Here, again, we have the competing desires at play: wanting to be in charge, to be in the know; and wanting to follow Jesus. Independence at war with radical trust.

The religious leaders of his day were at the forefront among those who could not recognize Jesus, because they were swimming in their sense of certainty and importance. And, the truth is whenever we fall into that place of feeling too certain, too secure, too important in the world, we also risk not being able to recognize Jesus. If we stop seeing as he sees.

If we stop seeing goodness, if we stop looking through eyes of compassion, if we stop believing he can make a way, somehow, when there seems to be no way. If we stop believing that his light leads us to eternity, we stop knowing him. Like a sheep without a shepherd, we are lost.

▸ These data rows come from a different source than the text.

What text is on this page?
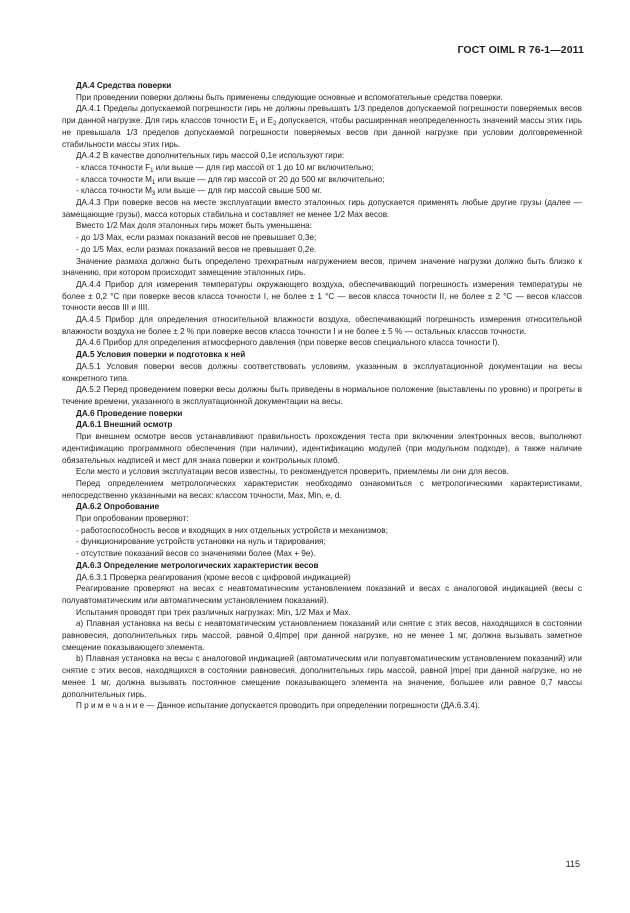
ГОСТ OIML R 76-1—2011

ДА.4 Средства поверки

При проведении поверки должны быть применены следующие основные и вспомогательные средства поверки.

ДА.4.1 Пределы допускаемой погрешности гирь не должны превышать 1/3 пределов допускаемой погрешности поверяемых весов при данной нагрузке. Для гирь классов точности $E_1$ и $E_2$ допускается, чтобы расширенная неопределенность значений массы этих гирь не превышала 1/3 пределов допускаемой погрешности поверяемых весов при данной нагрузке при условии долговременной стабильности массы этих гирь.

ДА.4.2 В качестве дополнительных гирь массой 0,1e используют гири:

- класса точности $F_1$ или выше — для гир массой от 1 до 10 мг включительно;

- класса точности $M_1$ или выше — для гир массой от 20 до 500 мг включительно;

- класса точности $M_3$ или выше — для гир массой свыше 500 мг.

ДА.4.3 При поверке весов на месте эксплуатации вместо эталонных гирь допускается применять любые другие грузы (далее — замещающие грузы), масса которых стабильна и составляет не менее 1/2 Max весов.

Вместо 1/2 Max доля эталонных гирь может быть уменьшена:

- до 1/3 Max, если размах показаний весов не превышает 0,3e;

- до 1/5 Max, если размах показаний весов не превышает 0,2e.

Значение размаха должно быть определено трехкратным нагружением весов, причем значение нагрузки должно быть близко к значению, при котором происходит замещение эталонных гирь.

ДА.4.4 Прибор для измерения температуры окружающего воздуха, обеспечивающий погрешность измерения температуры не более ± 0,2 °С при поверке весов класса точности I, не более ± 1 °С — весов класса точности II, не более ± 2 °С — весов классов точности весов III и IIII.

ДА.4.5 Прибор для определения относительной влажности воздуха, обеспечивающий погрешность измерения относительной влажности воздуха не более ± 2 % при поверке весов класса точности I и не более ± 5 % — остальных классов точности.

ДА.4.6 Прибор для определения атмосферного давления (при поверке весов специального класса точности I).

ДА.5 Условия поверки и подготовка к ней

ДА.5.1 Условия поверки весов должны соответствовать условиям, указанным в эксплуатационной документации на весы конкретного типа.

ДА.5.2 Перед проведением поверки весы должны быть приведены в нормальное положение (выставлены по уровню) и прогреты в течение времени, указанного в эксплуатационной документации на весы.

ДА.6 Проведение поверки

ДА.6.1 Внешний осмотр

При внешнем осмотре весов устанавливают правильность прохождения теста при включении электронных весов, выполняют идентификацию программного обеспечения (при наличии), идентификацию модулей (при модульном подходе), а также наличие обязательных надписей и мест для знака поверки и контрольных пломб.

Если место и условия эксплуатации весов известны, то рекомендуется проверить, приемлемы ли они для весов.

Перед определением метрологических характеристик необходимо ознакомиться с метрологическими характеристиками, непосредственно указанными на весах: классом точности, Max, Min, e, d.

ДА.6.2 Опробование

При опробовании проверяют:

- работоспособность весов и входящих в них отдельных устройств и механизмов;

- функционирование устройств установки на нуль и тарирования;

- отсутствие показаний весов со значениями более (Max + 9e).

ДА.6.3 Определение метрологических характеристик весов

ДА.6.3.1 Проверка реагирования (кроме весов с цифровой индикацией)

Реагирование проверяют на весах с неавтоматическим установлением показаний и весах с аналоговой индикацией (весы с полуавтоматическим или автоматическим установлением показаний).

Испытания проводят при трех различных нагрузках: Min, 1/2 Max и Max.

a) Плавная установка на весы с неавтоматическим установлением показаний или снятие с этих весов, находящихся в состоянии равновесия, дополнительных гирь массой, равной 0,4|mpe| при данной нагрузке, но не менее 1 мг, должна вызывать заметное смещение показывающего элемента.

b) Плавная установка на весы с аналоговой индикацией (автоматическим или полуавтоматическим установлением показаний) или снятие с этих весов, находящихся в состоянии равновесия, дополнительных гирь массой, равной |mpe| при данной нагрузке, но не менее 1 мг, должна вызывать постоянное смещение показывающего элемента на значение, большее или равное 0,7 массы дополнительных гирь.

П р и м е ч а н и е — Данное испытание допускается проводить при определении погрешности (ДА.6.3.4).

115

You know there are some things you can’t know just by someone telling you about those things. You need to experience these things for yourself.

Look, you don’t have to believe what you don’t see, because if you open the eyes of your heart you will see his work all around you. You don’t have to follow blindly and dumbly, because if you open your ears you will hear the sound of your shepherd’s voice calling you. It starts with radical trust.

You know God by God’s care for you, the ways God provides for you, and the way a relationship with God shapes you to grow in gratitude during times of blessing; and patience and trust will get you through the dark valleys. We know God by the ways God cares for us, so we need to let God care for us.